Richard Bell's Wild West Yorkshire Nature Diary, Sunday, 11th April 2010
THESE WELSH SLATE and rosemary tile roofs are at the junction of Station Road and Park Square, south Ossett. When you start drawing, even the most mundane scene, you start picking up little details that make a place unique. The chimneys of the house on the left are built from local sandstone and some of the terra-cotta chimney-pots may date back to the the Victorian period, in which case they were probably made at a brickworks attached to a local colliery, using fireclay of the same age as the sandstones, which is upper Carboniferous, about 300 million years ago.
The brick-built house dates from the boom in council-house building following the second world war but the sandstone wall, just visible along the bottom edge of the drawing appears to pre-date them. I can imagine that there was originally a long, narrow paddock or perhaps an orchard, between the Victorian villa and Station Road.
As the name suggests, Station Road was a new road associated with the Victorian railway coming to town, so it cut across field patterns that dated back to the time of the Domesday Book and beyond.
The grid-iron street pattern of planned towns is a rarity in West Yorkshire.
I had to cut back a few shoots of rowan which were starting to spread over our driveway as the blossom buds swelled and weighed down the branches. I've put them in my enamel water jug on my desk in the studio to watch them unfurl.
For me rowans are at their best at this time of year. Of course, I like to see them in blossom, which will be in the next week or two (never long enough) and later the sprays of orange-red berries are popular with our blackbirds and thrushes but the stage I like best is now; when the blossom buds are unfurling in art nouveau flourishes.

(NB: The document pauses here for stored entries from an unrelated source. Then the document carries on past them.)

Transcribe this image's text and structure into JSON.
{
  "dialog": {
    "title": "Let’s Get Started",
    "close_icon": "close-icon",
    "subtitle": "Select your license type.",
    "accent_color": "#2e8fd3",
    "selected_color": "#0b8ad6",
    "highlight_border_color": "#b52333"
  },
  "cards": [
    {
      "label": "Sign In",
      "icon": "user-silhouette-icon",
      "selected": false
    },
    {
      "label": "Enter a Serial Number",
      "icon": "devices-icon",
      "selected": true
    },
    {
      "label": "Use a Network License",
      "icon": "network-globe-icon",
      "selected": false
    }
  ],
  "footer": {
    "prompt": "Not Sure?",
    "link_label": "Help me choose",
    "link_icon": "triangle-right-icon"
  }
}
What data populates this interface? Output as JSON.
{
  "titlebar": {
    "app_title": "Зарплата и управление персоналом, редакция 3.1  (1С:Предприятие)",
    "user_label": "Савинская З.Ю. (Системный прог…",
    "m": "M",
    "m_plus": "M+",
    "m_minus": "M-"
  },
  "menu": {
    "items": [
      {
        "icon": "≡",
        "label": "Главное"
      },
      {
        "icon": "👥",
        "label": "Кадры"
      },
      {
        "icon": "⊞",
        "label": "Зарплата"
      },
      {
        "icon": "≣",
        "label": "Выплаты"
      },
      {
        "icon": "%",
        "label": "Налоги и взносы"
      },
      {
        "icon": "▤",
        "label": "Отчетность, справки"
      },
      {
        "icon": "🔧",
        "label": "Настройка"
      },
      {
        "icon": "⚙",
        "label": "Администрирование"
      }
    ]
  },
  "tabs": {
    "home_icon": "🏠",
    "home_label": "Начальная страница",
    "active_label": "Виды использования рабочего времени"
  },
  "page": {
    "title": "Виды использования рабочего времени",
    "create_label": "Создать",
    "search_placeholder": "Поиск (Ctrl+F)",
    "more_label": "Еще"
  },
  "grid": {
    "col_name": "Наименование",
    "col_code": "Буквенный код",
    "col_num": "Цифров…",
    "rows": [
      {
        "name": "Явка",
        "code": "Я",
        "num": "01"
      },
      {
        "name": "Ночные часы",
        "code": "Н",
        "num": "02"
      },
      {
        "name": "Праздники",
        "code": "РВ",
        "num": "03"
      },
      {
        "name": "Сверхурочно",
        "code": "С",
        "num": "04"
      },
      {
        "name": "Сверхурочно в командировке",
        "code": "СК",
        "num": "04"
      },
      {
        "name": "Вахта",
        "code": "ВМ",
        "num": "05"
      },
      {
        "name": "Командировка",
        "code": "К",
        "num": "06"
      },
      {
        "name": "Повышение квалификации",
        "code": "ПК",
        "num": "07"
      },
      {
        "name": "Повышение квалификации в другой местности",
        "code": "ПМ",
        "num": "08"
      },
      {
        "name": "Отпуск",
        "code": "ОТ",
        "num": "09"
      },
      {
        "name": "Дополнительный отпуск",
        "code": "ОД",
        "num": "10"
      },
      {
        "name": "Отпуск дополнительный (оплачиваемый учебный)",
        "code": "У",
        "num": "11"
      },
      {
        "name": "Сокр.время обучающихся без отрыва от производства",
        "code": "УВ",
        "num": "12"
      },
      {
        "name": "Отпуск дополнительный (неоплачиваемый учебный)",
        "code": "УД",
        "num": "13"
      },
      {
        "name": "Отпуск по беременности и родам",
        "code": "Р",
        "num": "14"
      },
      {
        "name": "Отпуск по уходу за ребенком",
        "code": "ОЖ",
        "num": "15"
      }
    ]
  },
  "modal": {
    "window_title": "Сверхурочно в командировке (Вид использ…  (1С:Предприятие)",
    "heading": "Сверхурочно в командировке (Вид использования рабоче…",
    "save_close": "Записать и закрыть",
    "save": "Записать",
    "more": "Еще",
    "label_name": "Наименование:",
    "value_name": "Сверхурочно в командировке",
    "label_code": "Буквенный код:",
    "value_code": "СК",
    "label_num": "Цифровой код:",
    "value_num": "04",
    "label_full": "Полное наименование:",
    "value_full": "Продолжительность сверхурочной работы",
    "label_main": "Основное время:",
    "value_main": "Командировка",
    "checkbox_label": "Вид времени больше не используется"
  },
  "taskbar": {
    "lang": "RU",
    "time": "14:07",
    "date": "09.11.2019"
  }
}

After all these years - and all the evidence to the contrary! - I still find spring a time bursting with possibilities. I find myself brimming over with drawing projects that I'd like immerse myself in. Projects which perenially involve me thinking that this will be the year that I'll get back to drawing from nature, drawing on location and getting out and discovering the delights of new places that I've never visited before.